The Georgia Supreme Court’s analysis in Diversified Holdings, LLP v. City of Suwanee, No. S17A1140 (Nov. 2, 2017) reminded us of that old trope from logic, “no true Scotsman.”
According to a completely reliable source (Wikipedia):
No true Scotsman is a kind of informal fallacy in which one attempts to protect a universal generalization from counterexamples by changing the definition in an ad hoc fashion to exclude the counterexample. Rather than denying the counterexample or rejecting the original claim, this fallacy modifies the subject of the assertion to exclude the specific case or others like it by rhetoric, without reference to any specific objective rule (“no true Scotsman would do such a thing”; i.e., those who perform that action are not part of our group and thus criticism of that action is not criticism of the group).
(And, in case you were wondering, “For the practice of wearing a kilt without undergarments, see True Scotsman.”)
Back to our case. In Diversified Holdings, the court considered two aspects of a property owner’s challenge to the city’s refusal to rezone vacant land from commercial zoning to allow for multifamily use, one procedural, one substantive. The owner challenged the refusal, calling it an “inverse condemnation” claim, arguing it was “unlawful, irrational, a manifest abuse of discretion, a taking of property, unconstitutional, null, and void.” Slip op. at 3.
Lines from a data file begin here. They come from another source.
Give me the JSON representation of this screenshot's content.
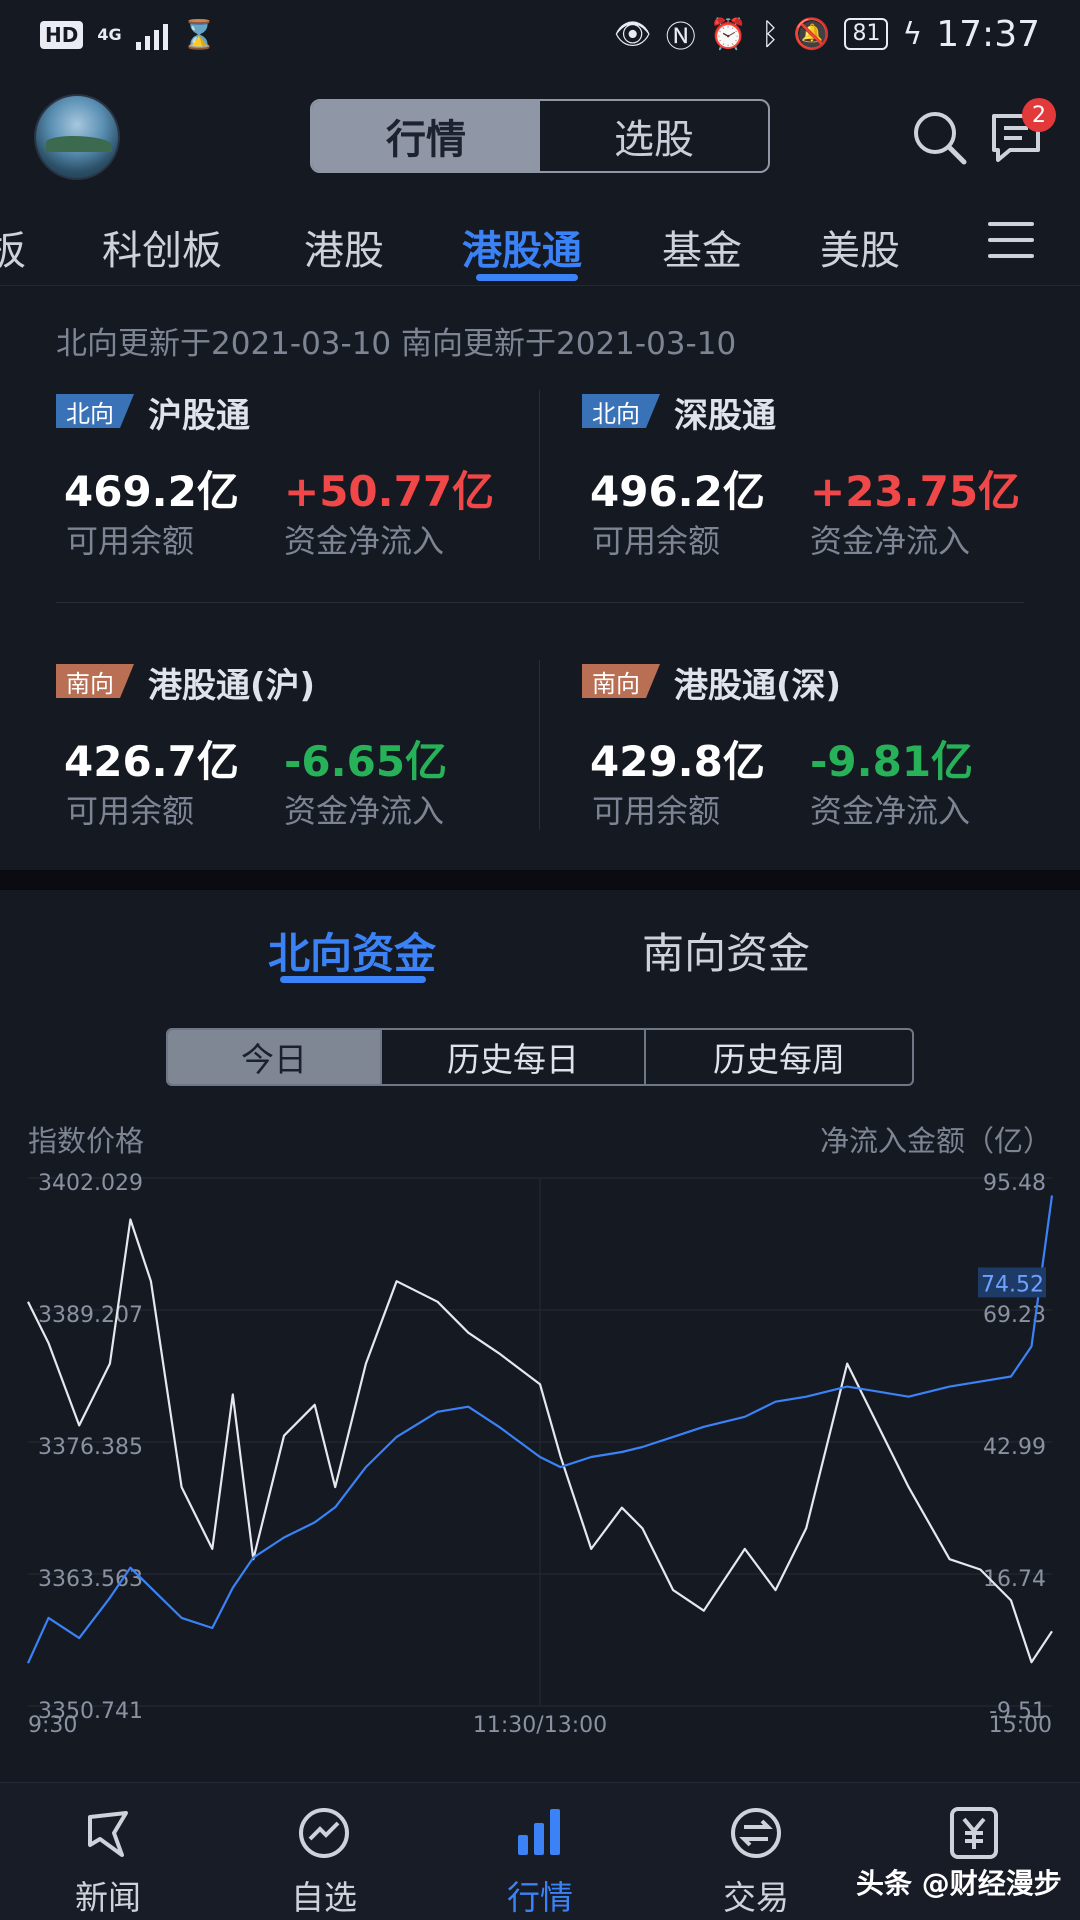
{
  "status_bar": {
    "hd": "HD",
    "network": "4G",
    "battery": "81",
    "time": "17:37"
  },
  "header": {
    "tabs": [
      {
        "label": "行情",
        "active": true
      },
      {
        "label": "选股",
        "active": false
      }
    ],
    "message_badge": "2"
  },
  "market_tabs": [
    {
      "label": "板",
      "active": false
    },
    {
      "label": "科创板",
      "active": false
    },
    {
      "label": "港股",
      "active": false
    },
    {
      "label": "港股通",
      "active": true
    },
    {
      "label": "基金",
      "active": false
    },
    {
      "label": "美股",
      "active": false
    }
  ],
  "update_line": "北向更新于2021-03-10  南向更新于2021-03-10",
  "cards": [
    {
      "tag": "北向",
      "title": "沪股通",
      "available": "469.2亿",
      "available_label": "可用余额",
      "net_flow": "+50.77亿",
      "net_flow_label": "资金净流入",
      "direction": "up"
    },
    {
      "tag": "北向",
      "title": "深股通",
      "available": "496.2亿",
      "available_label": "可用余额",
      "net_flow": "+23.75亿",
      "net_flow_label": "资金净流入",
      "direction": "up"
    },
    {
      "tag": "南向",
      "title": "港股通(沪)",
      "available": "426.7亿",
      "available_label": "可用余额",
      "net_flow": "-6.65亿",
      "net_flow_label": "资金净流入",
      "direction": "down"
    },
    {
      "tag": "南向",
      "title": "港股通(深)",
      "available": "429.8亿",
      "available_label": "可用余额",
      "net_flow": "-9.81亿",
      "net_flow_label": "资金净流入",
      "direction": "down"
    }
  ],
  "fund_tabs": [
    {
      "label": "北向资金",
      "active": true
    },
    {
      "label": "南向资金",
      "active": false
    }
  ],
  "range_tabs": [
    {
      "label": "今日",
      "active": true
    },
    {
      "label": "历史每日",
      "active": false
    },
    {
      "label": "历史每周",
      "active": false
    }
  ],
  "chart_data": {
    "type": "line",
    "ylabel_left": "指数价格",
    "ylabel_right": "净流入金额（亿）",
    "y_left_ticks": [
      "3402.029",
      "3389.207",
      "3376.385",
      "3363.563",
      "3350.741"
    ],
    "y_right_ticks": [
      "95.48",
      "69.23",
      "42.99",
      "16.74",
      "-9.51"
    ],
    "y_left_range": [
      3350.741,
      3402.029
    ],
    "y_right_range": [
      -9.51,
      95.48
    ],
    "x_ticks": [
      "9:30",
      "11:30/13:00",
      "15:00"
    ],
    "last_value_label": "74.52",
    "x": [
      0,
      0.02,
      0.05,
      0.08,
      0.1,
      0.12,
      0.15,
      0.18,
      0.2,
      0.22,
      0.25,
      0.28,
      0.3,
      0.33,
      0.36,
      0.4,
      0.43,
      0.46,
      0.5,
      0.52,
      0.55,
      0.58,
      0.6,
      0.63,
      0.66,
      0.7,
      0.73,
      0.76,
      0.8,
      0.83,
      0.86,
      0.9,
      0.93,
      0.96,
      0.98,
      1.0
    ],
    "series": [
      {
        "role": "index_price",
        "color": "#e6e8ee",
        "values": [
          3390,
          3386,
          3378,
          3384,
          3398,
          3392,
          3372,
          3366,
          3381,
          3365,
          3377,
          3380,
          3372,
          3384,
          3392,
          3390,
          3387,
          3385,
          3382,
          3375,
          3366,
          3370,
          3368,
          3362,
          3360,
          3366,
          3362,
          3368,
          3384,
          3378,
          3372,
          3365,
          3364,
          3361,
          3355,
          3358
        ]
      },
      {
        "role": "net_inflow",
        "color": "#3b82f6",
        "values": [
          -1,
          8,
          4,
          12,
          18,
          14,
          8,
          6,
          14,
          20,
          24,
          27,
          30,
          38,
          44,
          49,
          50,
          46,
          40,
          38,
          40,
          41,
          42,
          44,
          46,
          48,
          51,
          52,
          54,
          53,
          52,
          54,
          55,
          56,
          62,
          92
        ]
      }
    ]
  },
  "bottom_nav": [
    {
      "label": "新闻",
      "icon": "news-icon",
      "active": false
    },
    {
      "label": "自选",
      "icon": "watchlist-icon",
      "active": false
    },
    {
      "label": "行情",
      "icon": "market-icon",
      "active": true
    },
    {
      "label": "交易",
      "icon": "trade-icon",
      "active": false
    },
    {
      "label": "",
      "icon": "yuan-icon",
      "active": false
    }
  ],
  "watermark": "头条 @财经漫步"
}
The trial court determined that keeping the property zoned commercial resulted in a substantial decrease in value: as commercial it was worth between $600,000 and $1.5 million; as multifamily, the fair market value was nearly $6 million. But the court also concluded that the refusal to rezone was a valid exercise of the city’s police power, and was not unreasonable. The owner filed both a direct appeal, and employing a belt-and-suspenders approach, also filed a discretionary appeal (which is required under Georgia law for “zoning cases”).
The first issue the supreme court considered was procedural: was this a “zoning action” which should be challenged via a discretionary appeal? The court concluded that yes, it is. The council made an administrative decision regarding specific property, and was “adjudicatory in nature.” Thus, the court concluded, this was a matter that gets reviewed by discretionary appeal:
Accordingly, and without addressing whether an appeal from a true inverse condemnation proceeding would require a discretionary application, we conclude that the present appeal, which is from a superior court order affirming a local zoning board’s decision that the zoning regulations applied to a particular piece of property are not unlawful, is the type of individualized determination that remains subject to the application procedure set out in OCGA § 5-6-35 (a) (1).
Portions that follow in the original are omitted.